JAR location: s3://path/to/jar/data-aggregator-0.1.jar
Arguments: com.abc.aggregation.job.DataAggregation --hdfs --input s3n://path/to/input/data/file.json --output s3n://path/to/input/data/file.txt
UPDATE:
I was able to get past the above error by providing the HADOOP_CLASSPATH pointing to the scala 2.11.1 jars, while excluding the same from the sbt assembly step. This was passed in using hadoop-user-env.sh and seemed to work for the master node. However once it got to the mapper step it once again failed with another Scala error. Now I am stuck on this step.
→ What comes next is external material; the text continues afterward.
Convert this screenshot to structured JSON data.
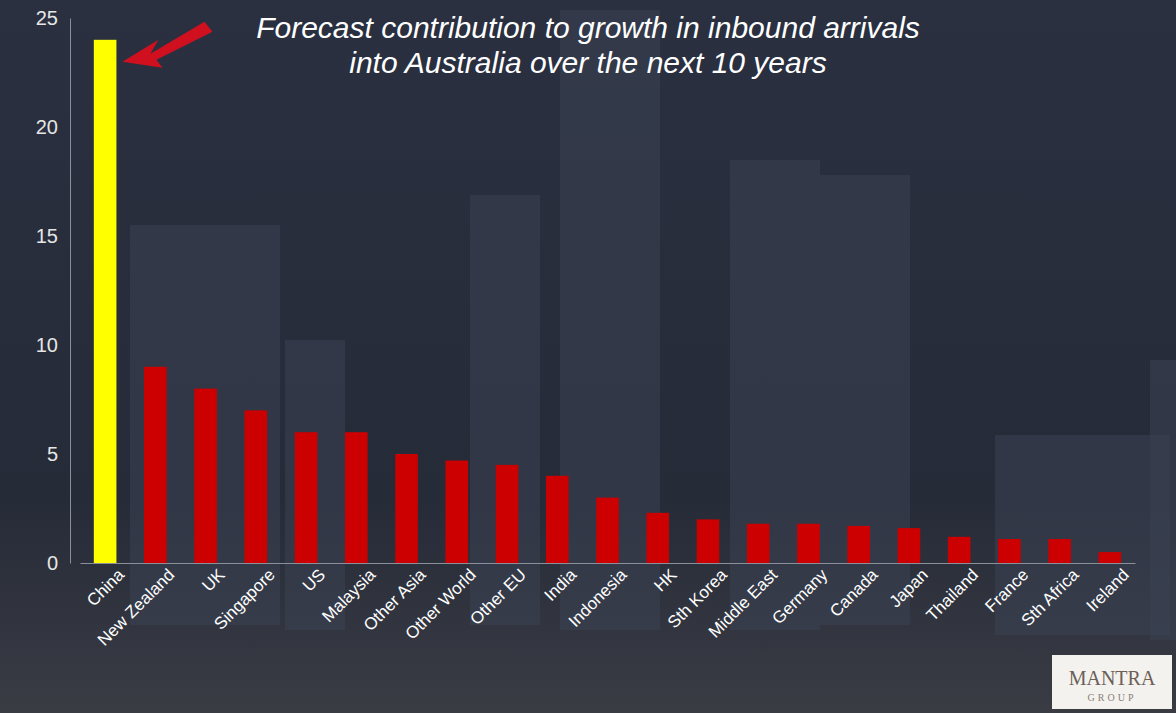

Assuming this is because the mappers and reducers aren't seeing the HADOOP_CLASSPATH update, I tried including the -libjars argument pointing to the scala jar files on hadoop master itself. But this (below) doesn't seem to be working.
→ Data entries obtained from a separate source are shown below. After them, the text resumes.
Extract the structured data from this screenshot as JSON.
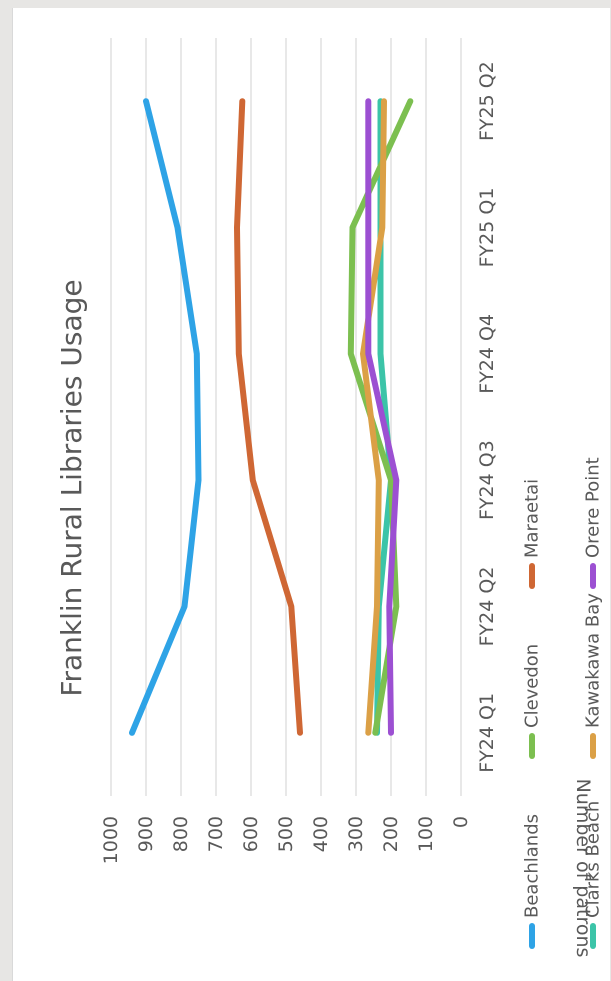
{
  "chart_data": {
    "type": "line",
    "title": "Franklin Rural Libraries Usage",
    "xlabel": "",
    "ylabel": "Number of patrons",
    "ylim": [
      0,
      1000
    ],
    "yticks": [
      0,
      100,
      200,
      300,
      400,
      500,
      600,
      700,
      800,
      900,
      1000
    ],
    "categories": [
      "FY24 Q1",
      "FY24 Q2",
      "FY24 Q3",
      "FY24 Q4",
      "FY25 Q1",
      "FY25 Q2"
    ],
    "grid": true,
    "legend_position": "bottom",
    "series": [
      {
        "name": "Beachlands",
        "color": "#2ea3e6",
        "values": [
          940,
          790,
          750,
          755,
          810,
          900
        ]
      },
      {
        "name": "Clarks Beach",
        "color": "#3cc4a8",
        "values": [
          240,
          235,
          200,
          230,
          230,
          230
        ]
      },
      {
        "name": "Clevedon",
        "color": "#7cbf50",
        "values": [
          245,
          185,
          200,
          315,
          310,
          145
        ]
      },
      {
        "name": "Kawakawa Bay",
        "color": "#dba046",
        "values": [
          265,
          240,
          235,
          280,
          225,
          220
        ]
      },
      {
        "name": "Maraetai",
        "color": "#cf6734",
        "values": [
          460,
          485,
          595,
          635,
          640,
          625
        ]
      },
      {
        "name": "Orere Point",
        "color": "#9c50d2",
        "values": [
          200,
          205,
          185,
          265,
          265,
          265
        ]
      }
    ]
  }
}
JAR location: s3://path/to/jar/data-aggregator-0.1.jar
Arguments: com.abc.aggregation.job.DataAggregation -libjars /usr/share/scala/lib/scala-library.jar,/usr/share/scala/lib/scala-reflect.jar --hdfs --input s3n://path/to/input/data/file.json --output s3n://path/to/input/data/file.txt
Fixed. So it does happen that there were multiple scala jars in the EMR instances, and they weren't coming from my application jar.
The 2.10 jar was hiding in /usr/share/aws/emr/emrfs/lib apart from the installed location for the 2.11 binaries under /usr/share/scala. So I got rid of the 2.10 jar in all instances of the cluster, and my job completed successfully. Now I will create a bootstrap action for this.
$ sudo find / -name "scala-library-2.10.*.jar" -exec rm -rf {} \;
FYI, these are the paths it was present under:
[ec2-user@ip-172-31-72-130 ~]$ sudo find / -name "scala-library-2.11.*.jar"
/home/hadoop/.versions/hbase-0.94.18/lib/scala-library-2.11.0.jar
/usr/share/doc/scala/api/jars/scala-library-2.11.1-javadoc.jar
[ec2-user@ip-172-31-72-130 ~]$ sudo find / -name "scala-library-2.10.*.jar"
/usr/share/aws/emr/emrfs/lib/scala-library-2.10.5.jar